Amber in Baltimore: New American Cooking Built on Local Sourcing
Amber is a New American restaurant in Fells Point that builds its menu around seasonal ingredients sourced from farms and producers within a defined radius of Baltimore, with a commitment to changing its offerings based on what's available rather than forcing consistency across seasons.
What Amber actually is
A neighborhood restaurant seating roughly 70 people across a single dining room, Amber operates at the intersection of casual and refined. The space has concrete floors, exposed brick, and a long bar that faces the open kitchen; the tone is intentional but not formal. The kitchen is small enough that the chef sees every order leave the pass. There is no tasting menu, prix fixe, or rigid format.

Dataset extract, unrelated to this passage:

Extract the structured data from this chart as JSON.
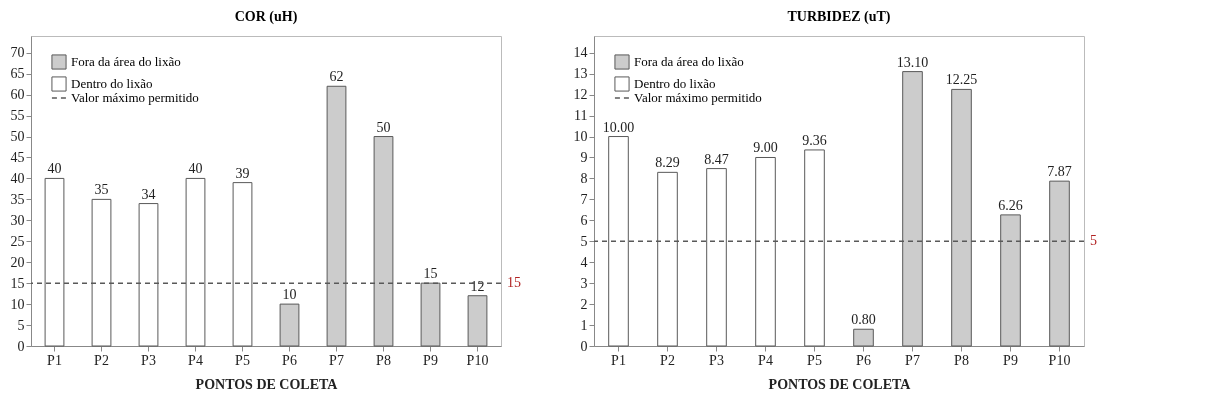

Diners order à la carte from a menu that typically offers four to six entrées, each built around a primary ingredient that arrived at the restaurant within the past few days.
Menu, sourcing, and pricing
Entrées run $24 to $38, with most dishes landing in the $28 to $34 range. Appetizers and small plates cost $8 to $16. The menu reflects the season directly: in spring, you might find crab and spring peas; in fall, root vegetables and game. The kitchen does not hold a frozen inventory of signature dishes. This approach means a first visit in March and a visit in November will not overlap much.
Vegetables come from farms in Baltimore County and Howard County; meat and fish are sourced from specific purveyors whose names appear on the menu. The kitchen cures and preserves on-site, which affects what appears as a side or a garnish. Bread is made daily. Wine is a focused list of roughly 40 bottles, weighted toward domestic bottles under $60, with wines by the glass available.
How Amber compares to other New American options in Baltimore
Restaurants anchored to seasonal sourcing in Baltimore include Woodberry Kitchen in Hampden and The Walters Art Museum's Gertrude's, but they operate at different scales and structures. Woodberry Kitchen is larger, seats more than 100, and maintains a similar farm-to-table ethos but with a broader menu that accommodates more diners and more consistent pricing; the space feels less intimate. Gertrude's is tied to a museum setting and operates under different constraints. Amber has no museum context and no requirement to feed tour groups, which allows a much tighter sourcing network and less menu padding.
For New American without the seasonal-sourcing emphasis, Sotto in Canton and The Helmand in Fells Point offer Mediterranean and Afghan-inflected cooking respectively, both with more stable menus and higher price points.
Choose Amber if you want to eat vegetables and proteins selected that week, if you enjoy menus without a comfort-food fallback option, and if you like the idea that what you eat depends on what the farms sent. Choose Woodberry if you want larger portions, a more varied menu, or a less austere dining room.
Who it suits and who it does not suit
Amber suits diners who are comfortable with not knowing what they're eating until they read the menu, who prefer vegetables as centerpieces rather than sides, and who see changing menus as a feature. It does not suit people who need a reliable standby dish, who dislike substitutions or accommodations, or who come to a restaurant wanting the same meal twice.
There is no children's menu. The wine list is small; if you have specific grape or region demands, call ahead.
What the first visit involves
You will arrive at a restaurant with no signage larger than the word "Amber" on the door. The host will seat you at a table or at the bar. You will receive a menu printed that day. You will spend five to ten minutes reading it, because most dishes will be unfamiliar names attached to ingredients you recognize. Ask the server how the dish is cooked or what "roasted" means in context; the staff expects this. Order an entrée and something small. The meal will arrive 25 to 35 minutes after ordering. Expect one plate that surprises you in its simplicity.
Hours, parking, and logistics
Amber is open Tuesday through Thursday 5 p.m. to 10 p.m., Friday and Saturday 5 p.m. to 11 p.m., and closed Sunday and Monday. Verify current hours before visiting, as they may shift seasonally.
Street parking is available on Fells Point blocks near the restaurant; a paid lot is one block away. There is no dedicated lot. The restaurant takes reservations online via Resy; walk-ins are seated if space allows, but weekend nights often fill by 7 p.m.
Amber's appeal rests on the idea that a restaurant can be successful by doing one thing narrowly: sourcing from a region you can drive to in an hour, and cooking it the same day. This is difficult and expensive to execute. The menu's constraint is also its point.